April 9, 2015
by Santo Longo and Randall S. McHugh
Bendett & McHugh, P.C. - USFN Member (Connecticut, Maine, Vermont)
On February 26, 2015, the Maine Supreme Judicial Court issued a decision in CitiMortgage, Inc. v. Chartier, 2015 Me. 17 (2015), which narrowly interpreted notice of default provisions commonly found in many Maine residential mortgages. The court held that the notice of default, sent to the mortgagor by the servicer, did not comply with relevant provisions in the mortgage. This judicial decision will likely make proceeding to foreclosure in Maine more difficult, and will adversely impact many cases that have already been filed.
The language in the mortgage itself required the “Lender” to send the notice of default.

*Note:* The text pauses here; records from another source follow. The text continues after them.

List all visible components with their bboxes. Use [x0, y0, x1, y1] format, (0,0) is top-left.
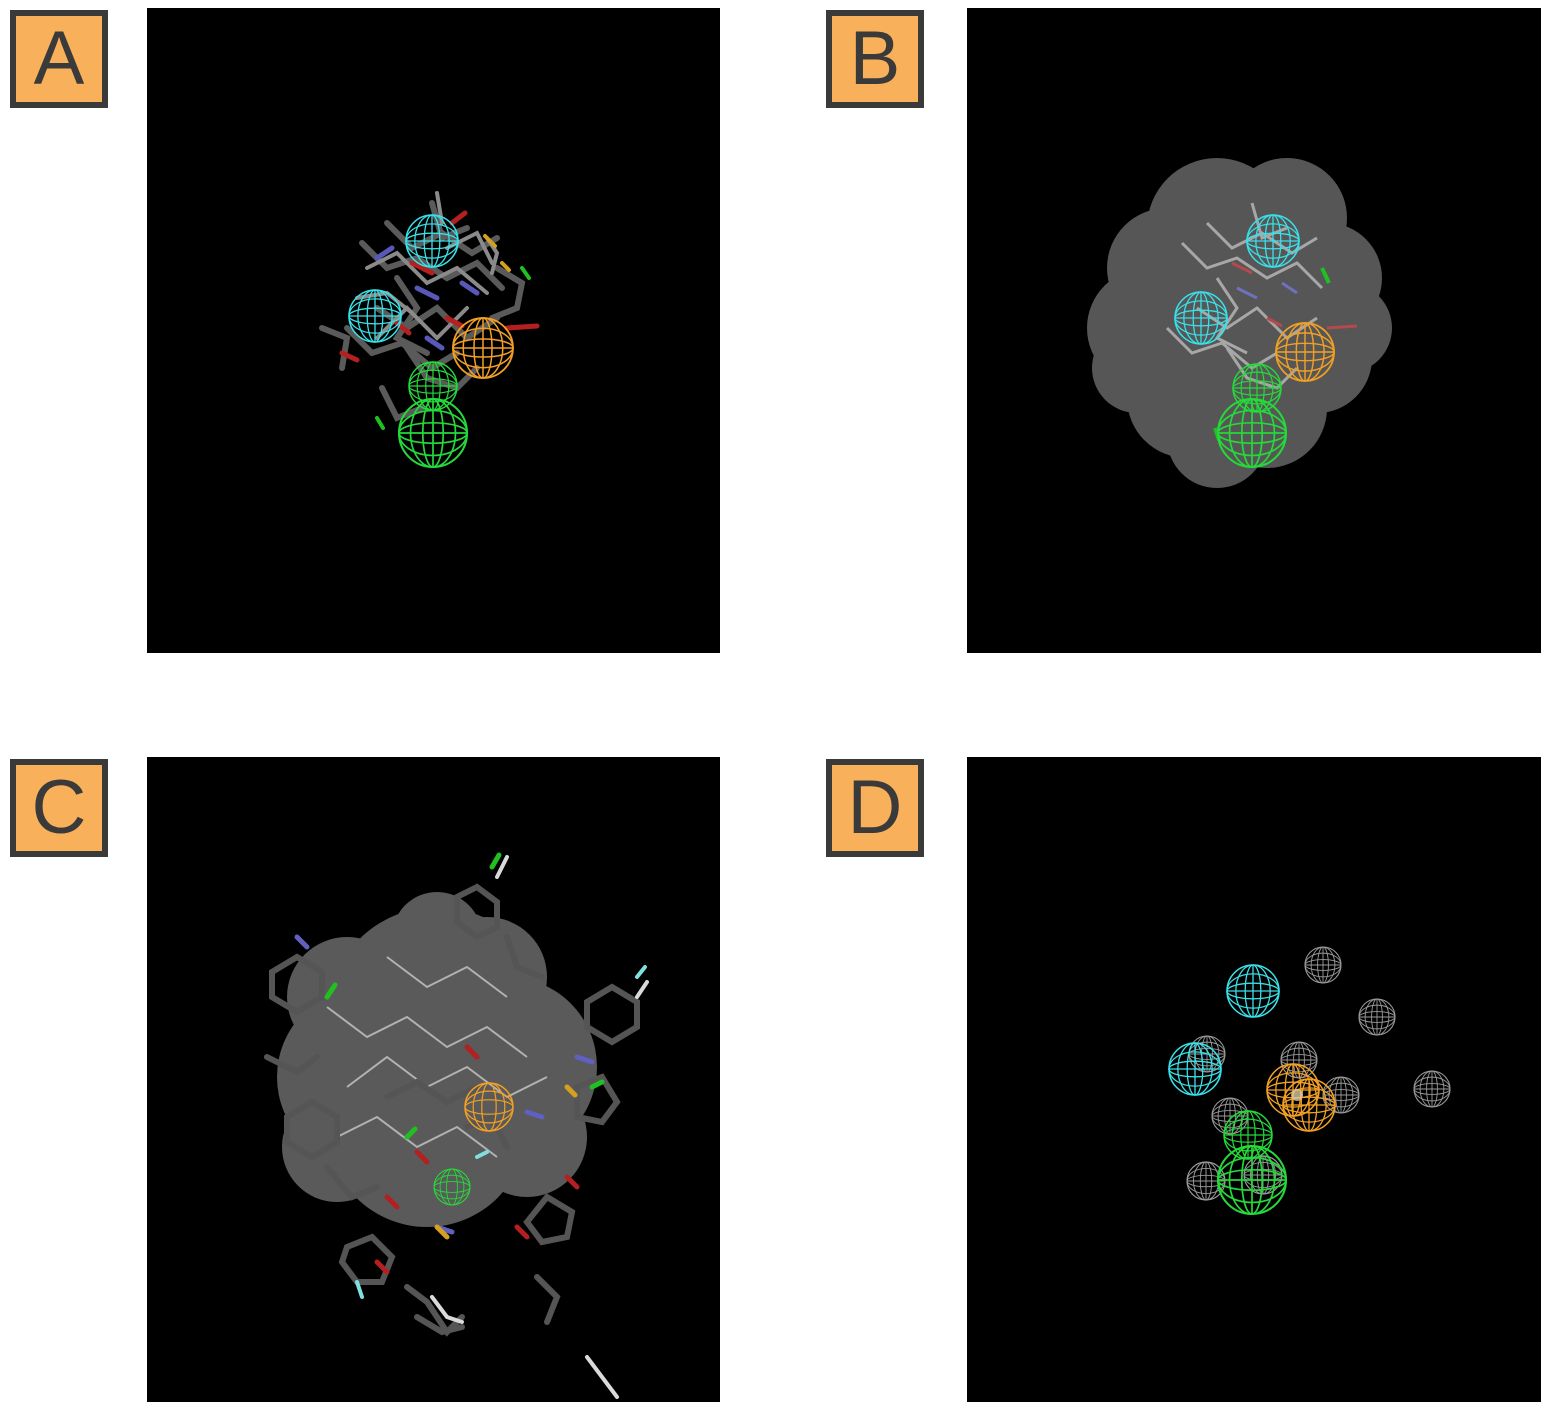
panel-label-c: C — [10, 759, 108, 857]
hbond-acceptor-feature-sphere — [1227, 965, 1279, 1017]
panel-label-d: D — [826, 759, 924, 857]
exclusion-volume-sphere — [1212, 1098, 1248, 1134]
exclusion-volume-sphere — [1359, 999, 1395, 1035]
exclusion-volume-sphere — [1414, 1071, 1450, 1107]
aromatic-ring-feature-sphere — [1267, 1064, 1319, 1116]
hydrophobic-feature-sphere — [1218, 399, 1286, 467]
hbond-acceptor-feature-sphere — [406, 215, 458, 267]
hbond-acceptor-feature-sphere — [1247, 215, 1299, 267]
panel-b-image — [967, 8, 1541, 653]
hydrophobic-feature-sphere — [399, 399, 467, 467]
panel-label-b: B — [826, 10, 924, 108]
aromatic-ring-feature-sphere — [1283, 1079, 1335, 1131]
shape-surface — [277, 892, 597, 1227]
aromatic-ring-feature-sphere — [1276, 323, 1334, 381]
hydrophobic-feature-sphere — [1218, 1146, 1286, 1214]
panel-label-a: A — [10, 10, 108, 108]
exclusion-volume-sphere — [1323, 1077, 1359, 1113]
panel-d-image — [967, 757, 1541, 1402]
aromatic-ring-feature-sphere — [453, 318, 513, 378]
panel-c-image — [147, 757, 720, 1402]
hbond-acceptor-feature-sphere — [1169, 1043, 1221, 1095]
panel-a-image — [147, 8, 720, 653]
hbond-acceptor-feature-sphere — [1175, 292, 1227, 344]
exclusion-volume-sphere — [1244, 1156, 1282, 1194]
exclusion-volume-sphere — [1305, 947, 1341, 983]
shape-surface — [1087, 158, 1392, 488]
hbond-acceptor-feature-sphere — [349, 290, 401, 342]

Furthermore, the mortgage defined “Lender” as “Cornerstone Home Loans” and “any person who takes ownership of the Note and this Security Instrument” [emphasis added]. Cornerstone was the original lender and had previously sold the loan and assigned the mortgage. The court held that because the same entity did not own both the note and the mortgage at the time the servicer sent the notice, the notice was invalid. In fact, the court’s holding means that because the note and the mortgage were not owned by the same entity when the notice of default was sent, no “Lender” other than Cornerstone existed (as that term is defined in the mortgage) and, consequently, no party other than Cornerstone could have sent a valid notice of default at that time.
In the wake of Chartier, servicers and lenders seeking to foreclose Maine mortgages will need to ensure that ownership of the note and ownership of the mortgage are united in a single entity before a notice of default is sent; and that the notice is sent by, or on behalf of, that entity. What this means is that for loans with similar mortgage provisions, the mortgage will need to be assigned to the owner/investor before the notice of default is mailed. For pending mortgage foreclosures where the notice of default did not comply with the terms of the mortgage, it is anticipated that some of those pending cases will ultimately be dismissed, or the courts may enter judgments for the defendants. Because the Chartier holding is so recent, it is too early to tell how aggressive Maine’s lower courts will be when applying the high court’s reasoning (in that case) to pending foreclosure actions.
Importantly, the relevant language found in the mortgage in Chartier is also found in the standard residential mortgage form used throughout Maine. As a result, the number of cases affected will be significant. The impacts of Chartier are something servicers and lenders, who are foreclosing mortgages in this state, will want to monitor, and respond appropriately.